What upset me wasn’t that the ability of me and Mike to raise children was called into question, but that the defense lawyer had delegitimized the ability of any parent to raise a child that wasn’t biologically theirs.
For you to understand how upsetting this was for me you have to understand that I am adopted, and to hear this rhetoric from that lawyer was not only an insult to me but it was also an insult to my parents as well as any parent who is selfless enough to adopt a child.
From my perspective, to even suggest that an adoptive parent couldn’t properly raise a child is completely ludicrous. My life has been much improved by the fact that my parents adopted me. It wasn’t long after the time of my adoption, when I was eight years old, that my life felt natural, and that I was simply part of the family that my adopted family had brought together. I was never in want of love from my adopted family for it was given in abundance. My parents cared for me and my younger biological siblings as if we were their own alongside their biological children.
Because I was adopted I was provided with a far more stable family environment, greater opportunity, and a family culture that taught me better social skills. I might not believe in god, but I would definitely call my adoption a blessing.
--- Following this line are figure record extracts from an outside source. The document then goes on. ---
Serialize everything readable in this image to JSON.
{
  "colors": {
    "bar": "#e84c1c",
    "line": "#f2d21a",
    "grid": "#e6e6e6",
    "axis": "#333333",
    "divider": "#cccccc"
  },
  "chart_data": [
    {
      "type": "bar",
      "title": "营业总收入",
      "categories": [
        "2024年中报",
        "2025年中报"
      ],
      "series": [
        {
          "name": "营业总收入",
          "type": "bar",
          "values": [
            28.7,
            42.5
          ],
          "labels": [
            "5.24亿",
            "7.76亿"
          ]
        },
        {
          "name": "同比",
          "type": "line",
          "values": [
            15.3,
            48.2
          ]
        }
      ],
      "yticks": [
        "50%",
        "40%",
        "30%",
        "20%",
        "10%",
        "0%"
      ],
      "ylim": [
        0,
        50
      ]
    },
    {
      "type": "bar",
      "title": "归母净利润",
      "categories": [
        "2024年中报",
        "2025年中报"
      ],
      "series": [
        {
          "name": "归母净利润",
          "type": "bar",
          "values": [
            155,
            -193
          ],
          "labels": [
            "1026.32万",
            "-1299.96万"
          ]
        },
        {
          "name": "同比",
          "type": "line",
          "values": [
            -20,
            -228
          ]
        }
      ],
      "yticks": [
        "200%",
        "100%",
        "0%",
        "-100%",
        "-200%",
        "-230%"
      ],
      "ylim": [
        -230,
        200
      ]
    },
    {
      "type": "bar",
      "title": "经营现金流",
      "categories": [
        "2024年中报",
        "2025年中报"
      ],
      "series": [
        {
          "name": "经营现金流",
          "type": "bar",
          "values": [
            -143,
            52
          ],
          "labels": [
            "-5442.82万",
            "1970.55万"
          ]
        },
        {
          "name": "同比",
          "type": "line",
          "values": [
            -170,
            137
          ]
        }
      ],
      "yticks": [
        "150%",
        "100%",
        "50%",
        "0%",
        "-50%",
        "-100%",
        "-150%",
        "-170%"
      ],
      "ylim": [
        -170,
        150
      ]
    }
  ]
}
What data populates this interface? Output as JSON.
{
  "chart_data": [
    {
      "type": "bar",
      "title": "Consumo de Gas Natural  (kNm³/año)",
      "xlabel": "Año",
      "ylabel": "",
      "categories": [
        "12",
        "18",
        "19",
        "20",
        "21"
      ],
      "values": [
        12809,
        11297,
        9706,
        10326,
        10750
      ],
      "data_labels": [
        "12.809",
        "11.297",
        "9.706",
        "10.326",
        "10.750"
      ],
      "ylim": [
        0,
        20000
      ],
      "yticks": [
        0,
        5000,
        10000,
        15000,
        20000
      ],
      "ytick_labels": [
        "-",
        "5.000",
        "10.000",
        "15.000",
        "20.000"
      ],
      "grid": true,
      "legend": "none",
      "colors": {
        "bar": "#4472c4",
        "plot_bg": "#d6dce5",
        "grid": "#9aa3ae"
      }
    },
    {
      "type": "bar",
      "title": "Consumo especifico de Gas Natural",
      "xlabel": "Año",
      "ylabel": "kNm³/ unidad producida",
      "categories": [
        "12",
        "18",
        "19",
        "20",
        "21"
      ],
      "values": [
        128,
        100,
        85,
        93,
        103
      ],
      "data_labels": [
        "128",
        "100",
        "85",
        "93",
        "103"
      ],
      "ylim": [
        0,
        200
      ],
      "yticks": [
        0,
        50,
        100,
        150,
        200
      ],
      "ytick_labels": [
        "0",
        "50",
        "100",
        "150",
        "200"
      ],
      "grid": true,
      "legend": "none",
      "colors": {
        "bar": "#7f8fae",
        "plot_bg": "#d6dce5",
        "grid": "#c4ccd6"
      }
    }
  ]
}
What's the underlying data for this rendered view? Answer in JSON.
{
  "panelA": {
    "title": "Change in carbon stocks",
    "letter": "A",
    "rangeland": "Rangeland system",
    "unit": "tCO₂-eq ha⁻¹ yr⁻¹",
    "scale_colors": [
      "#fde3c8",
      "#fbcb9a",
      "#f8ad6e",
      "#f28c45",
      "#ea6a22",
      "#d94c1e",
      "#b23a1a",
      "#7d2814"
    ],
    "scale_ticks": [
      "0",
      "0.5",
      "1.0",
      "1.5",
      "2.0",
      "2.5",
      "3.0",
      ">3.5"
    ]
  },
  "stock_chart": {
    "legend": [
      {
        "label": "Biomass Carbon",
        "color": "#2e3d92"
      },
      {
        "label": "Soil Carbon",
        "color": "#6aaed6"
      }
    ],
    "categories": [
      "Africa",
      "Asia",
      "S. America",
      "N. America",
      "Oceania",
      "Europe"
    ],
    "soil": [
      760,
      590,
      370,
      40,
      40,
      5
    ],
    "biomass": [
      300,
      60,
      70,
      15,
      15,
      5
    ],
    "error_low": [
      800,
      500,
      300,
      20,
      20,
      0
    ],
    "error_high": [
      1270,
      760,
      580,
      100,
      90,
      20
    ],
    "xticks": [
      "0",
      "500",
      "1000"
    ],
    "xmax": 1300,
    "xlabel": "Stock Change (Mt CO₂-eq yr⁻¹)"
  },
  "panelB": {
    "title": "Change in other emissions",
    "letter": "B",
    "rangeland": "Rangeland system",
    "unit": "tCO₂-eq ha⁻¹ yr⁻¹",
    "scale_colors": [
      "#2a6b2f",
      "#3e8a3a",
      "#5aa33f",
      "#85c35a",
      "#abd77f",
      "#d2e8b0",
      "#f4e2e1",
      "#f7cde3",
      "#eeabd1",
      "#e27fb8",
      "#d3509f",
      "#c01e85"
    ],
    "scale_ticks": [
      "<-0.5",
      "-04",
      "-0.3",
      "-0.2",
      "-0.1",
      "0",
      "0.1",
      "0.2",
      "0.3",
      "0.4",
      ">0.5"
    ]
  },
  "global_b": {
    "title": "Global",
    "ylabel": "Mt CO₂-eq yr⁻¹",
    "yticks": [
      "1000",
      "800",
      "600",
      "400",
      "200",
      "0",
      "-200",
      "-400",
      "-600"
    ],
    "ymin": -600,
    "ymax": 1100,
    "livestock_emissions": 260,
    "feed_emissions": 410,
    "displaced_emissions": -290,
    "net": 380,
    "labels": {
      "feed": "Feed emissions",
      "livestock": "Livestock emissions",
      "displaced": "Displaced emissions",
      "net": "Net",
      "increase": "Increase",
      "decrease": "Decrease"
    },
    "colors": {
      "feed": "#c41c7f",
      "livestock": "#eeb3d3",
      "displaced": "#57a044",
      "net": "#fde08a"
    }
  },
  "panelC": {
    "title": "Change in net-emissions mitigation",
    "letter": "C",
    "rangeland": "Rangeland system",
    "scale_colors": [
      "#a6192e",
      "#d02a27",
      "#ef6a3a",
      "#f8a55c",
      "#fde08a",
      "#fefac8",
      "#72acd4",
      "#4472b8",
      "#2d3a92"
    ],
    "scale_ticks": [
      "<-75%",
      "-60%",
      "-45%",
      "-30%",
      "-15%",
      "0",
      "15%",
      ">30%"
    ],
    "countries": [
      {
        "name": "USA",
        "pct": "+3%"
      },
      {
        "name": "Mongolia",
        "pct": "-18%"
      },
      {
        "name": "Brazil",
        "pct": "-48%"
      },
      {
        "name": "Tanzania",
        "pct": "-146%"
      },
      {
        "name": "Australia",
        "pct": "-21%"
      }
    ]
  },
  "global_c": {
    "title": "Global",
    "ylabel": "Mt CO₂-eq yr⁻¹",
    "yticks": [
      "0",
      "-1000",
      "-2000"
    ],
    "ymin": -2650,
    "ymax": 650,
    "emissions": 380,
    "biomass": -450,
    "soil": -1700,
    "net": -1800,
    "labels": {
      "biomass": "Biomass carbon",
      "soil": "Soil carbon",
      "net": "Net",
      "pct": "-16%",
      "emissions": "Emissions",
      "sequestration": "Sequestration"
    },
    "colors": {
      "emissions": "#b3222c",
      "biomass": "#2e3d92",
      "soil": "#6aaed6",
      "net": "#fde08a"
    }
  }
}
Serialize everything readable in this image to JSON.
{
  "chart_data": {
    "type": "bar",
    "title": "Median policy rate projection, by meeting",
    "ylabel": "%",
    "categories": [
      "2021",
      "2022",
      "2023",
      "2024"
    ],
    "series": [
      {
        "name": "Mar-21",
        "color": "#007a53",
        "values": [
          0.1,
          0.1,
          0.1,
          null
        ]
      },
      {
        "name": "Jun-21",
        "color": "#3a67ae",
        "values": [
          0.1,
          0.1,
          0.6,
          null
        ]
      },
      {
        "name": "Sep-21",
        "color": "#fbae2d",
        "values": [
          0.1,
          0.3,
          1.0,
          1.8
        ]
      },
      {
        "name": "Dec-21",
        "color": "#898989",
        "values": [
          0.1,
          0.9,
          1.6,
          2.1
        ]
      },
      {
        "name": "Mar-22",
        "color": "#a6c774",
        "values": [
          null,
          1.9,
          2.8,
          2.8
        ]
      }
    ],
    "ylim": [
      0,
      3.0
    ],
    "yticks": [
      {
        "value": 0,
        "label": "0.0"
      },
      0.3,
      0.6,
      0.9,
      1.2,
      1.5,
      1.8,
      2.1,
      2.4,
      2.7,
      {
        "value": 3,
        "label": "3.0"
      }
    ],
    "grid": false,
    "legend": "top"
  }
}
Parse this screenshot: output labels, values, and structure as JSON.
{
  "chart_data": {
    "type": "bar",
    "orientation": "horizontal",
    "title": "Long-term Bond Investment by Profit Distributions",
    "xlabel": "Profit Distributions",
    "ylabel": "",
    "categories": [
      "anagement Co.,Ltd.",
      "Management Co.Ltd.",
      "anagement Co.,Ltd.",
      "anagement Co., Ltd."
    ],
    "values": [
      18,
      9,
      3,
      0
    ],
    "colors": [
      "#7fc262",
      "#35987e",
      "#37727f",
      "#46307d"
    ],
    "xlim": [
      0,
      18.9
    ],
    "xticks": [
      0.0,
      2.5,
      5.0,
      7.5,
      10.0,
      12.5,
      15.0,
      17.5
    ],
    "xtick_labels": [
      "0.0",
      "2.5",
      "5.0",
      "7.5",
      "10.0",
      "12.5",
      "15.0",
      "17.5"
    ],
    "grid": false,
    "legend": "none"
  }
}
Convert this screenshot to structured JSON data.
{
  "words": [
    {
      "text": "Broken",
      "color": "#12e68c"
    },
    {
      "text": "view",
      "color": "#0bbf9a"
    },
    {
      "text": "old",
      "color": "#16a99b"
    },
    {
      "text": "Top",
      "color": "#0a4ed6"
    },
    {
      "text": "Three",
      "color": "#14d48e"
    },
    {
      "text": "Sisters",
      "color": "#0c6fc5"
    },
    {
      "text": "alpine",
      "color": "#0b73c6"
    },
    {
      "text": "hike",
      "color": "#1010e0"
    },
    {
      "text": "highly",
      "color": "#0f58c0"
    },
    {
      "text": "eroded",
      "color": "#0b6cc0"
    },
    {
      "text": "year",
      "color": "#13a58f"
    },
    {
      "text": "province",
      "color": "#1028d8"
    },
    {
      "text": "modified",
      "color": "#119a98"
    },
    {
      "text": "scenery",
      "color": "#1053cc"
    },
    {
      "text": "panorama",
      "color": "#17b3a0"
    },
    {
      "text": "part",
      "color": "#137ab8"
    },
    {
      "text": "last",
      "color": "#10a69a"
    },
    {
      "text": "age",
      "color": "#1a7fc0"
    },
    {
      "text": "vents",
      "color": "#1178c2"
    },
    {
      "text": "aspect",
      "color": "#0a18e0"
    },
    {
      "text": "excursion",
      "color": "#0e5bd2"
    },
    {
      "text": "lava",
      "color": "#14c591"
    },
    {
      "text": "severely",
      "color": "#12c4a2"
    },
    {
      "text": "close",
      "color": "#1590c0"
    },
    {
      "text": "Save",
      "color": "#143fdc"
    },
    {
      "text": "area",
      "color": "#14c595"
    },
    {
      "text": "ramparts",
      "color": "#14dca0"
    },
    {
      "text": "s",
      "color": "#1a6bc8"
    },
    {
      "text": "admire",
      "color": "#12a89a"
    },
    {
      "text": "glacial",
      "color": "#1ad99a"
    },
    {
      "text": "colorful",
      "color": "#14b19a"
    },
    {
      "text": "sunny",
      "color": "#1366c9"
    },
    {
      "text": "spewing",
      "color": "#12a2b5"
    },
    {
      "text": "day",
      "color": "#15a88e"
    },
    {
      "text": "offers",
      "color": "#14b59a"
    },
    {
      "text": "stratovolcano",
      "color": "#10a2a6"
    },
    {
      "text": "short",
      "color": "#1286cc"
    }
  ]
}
If it had simply been argued that children need to be raised by both a mother and a father, I would have almost understood; this argument has been made to me before. However, that argument would deny the rights of single parents to raise children and I have known several people who were raised by single parents.
In fact, my best friend growing up had been adopted by a single woman who became his mother, and while his circumstances may not have always been ideal, I can assure you that he was grateful to be part of the family provided by his single adopted mother, and what was most important to him was that he was loved and cared for. I can also assure you that his mother found great fulfillment in raising her family.
These are far from the only examples I can think of. I know many single mothers and fathers, or people raised by single or adoptive parents, and I could not disparage their ability to raise children any more than I could disparage the ability of the defense lawyer’s “ideal” set up. And you know what? I think Mike and I have just as much capability to raise a child as anyone else.